People familiar with the case say Shiimi insists that the tankers were government property and that Enercon had no mandate to sell them to Namcor.
“We are aware that the Namcor board is investigating possible cases of malfeasance, relating to the downstream oil supply activities, including transactions with some of Namcor’s customers,” says finance ministry spokesperson Wilson Shikoto regarding queries about the minister’s involvement.
He says the ministry has been informed that investigations have been completed and the board was in the process of studying the findings.
Shikoto says it would be premature for the minister to comment on the findings before being briefed by the board.
NAMCOR PLANS NEXT MOVE
“On the matter relating to the asset purchase, we confirm that an investigation was conducted and concluded, however, the board is considering the appropriate next steps based on the findings,” says Namcor board chairperson Jennifer Comalie.
She, however, declined to divulge information pertaining to Namcor’s dealings with Enercon, which is partly owned by the military.
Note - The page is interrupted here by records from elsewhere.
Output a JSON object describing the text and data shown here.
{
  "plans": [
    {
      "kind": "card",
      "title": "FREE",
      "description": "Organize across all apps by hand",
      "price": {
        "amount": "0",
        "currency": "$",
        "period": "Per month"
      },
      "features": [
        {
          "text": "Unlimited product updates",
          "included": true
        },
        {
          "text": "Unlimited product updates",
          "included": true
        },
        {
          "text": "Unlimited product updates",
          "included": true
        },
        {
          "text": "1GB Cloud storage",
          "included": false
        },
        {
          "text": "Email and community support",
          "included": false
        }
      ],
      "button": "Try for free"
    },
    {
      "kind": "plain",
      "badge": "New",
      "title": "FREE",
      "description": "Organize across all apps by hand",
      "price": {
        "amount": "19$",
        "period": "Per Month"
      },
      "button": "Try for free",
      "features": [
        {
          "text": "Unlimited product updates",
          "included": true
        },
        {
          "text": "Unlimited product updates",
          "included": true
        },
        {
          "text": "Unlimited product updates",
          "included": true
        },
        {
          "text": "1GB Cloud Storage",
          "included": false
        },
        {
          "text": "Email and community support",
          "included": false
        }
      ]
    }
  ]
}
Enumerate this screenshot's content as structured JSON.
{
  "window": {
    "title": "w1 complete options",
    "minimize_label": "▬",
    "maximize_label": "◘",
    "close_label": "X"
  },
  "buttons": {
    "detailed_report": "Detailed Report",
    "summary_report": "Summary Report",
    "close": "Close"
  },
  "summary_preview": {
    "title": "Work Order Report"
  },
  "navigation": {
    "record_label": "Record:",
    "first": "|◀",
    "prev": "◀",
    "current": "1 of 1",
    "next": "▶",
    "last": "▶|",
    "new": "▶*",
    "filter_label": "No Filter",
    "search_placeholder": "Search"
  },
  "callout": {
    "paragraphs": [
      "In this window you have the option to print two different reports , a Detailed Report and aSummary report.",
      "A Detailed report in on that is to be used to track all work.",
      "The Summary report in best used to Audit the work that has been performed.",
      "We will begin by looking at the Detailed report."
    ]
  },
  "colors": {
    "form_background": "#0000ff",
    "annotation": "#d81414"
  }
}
She also declined to answer specific questions about Enercon’s debt to Namcor and other money owed to the parastatal by entities owned or linked to Enercon’s private owners.
TIGHT-LIPPED AUGUST 26
August 26 Holding chief executive Ndajoina Shalumbu refused to answer questions about reports that the military business wing has also launched an investigation into Enercon and its dealings with Namcor, saying the results of any investigation would be shared with the relevant authorities.
“This is an operational matter between two legal entities. Please get the required information from them,” Shalumbu said on Friday.
He said Enercon and Namcor are two distinct businesses and are at liberty to enter into any legal business transactions.
August 26 owns 25% of Enercon, acquired for N$15 million.
August 26’s shareholding in Enercon paved the way for the company’s 15-year contract with the military, which started in 2014.
The Namibian reported that so far the military has paid Enercon about N$1 billion for fuel supply and infrastructure development.
Enercon managing director Victor Malima last month said: “I would like to clarify that the investigation in question took place before my tenure as managing director of Enercon, which commenced in February 2023.
“To the best of my knowledge, all of Enercon’s dealings have been conducted in a transparent and ethical manner.
nfortunately, we cannot divulge any specific details due to our confidentiality obligations to our stakeholders.”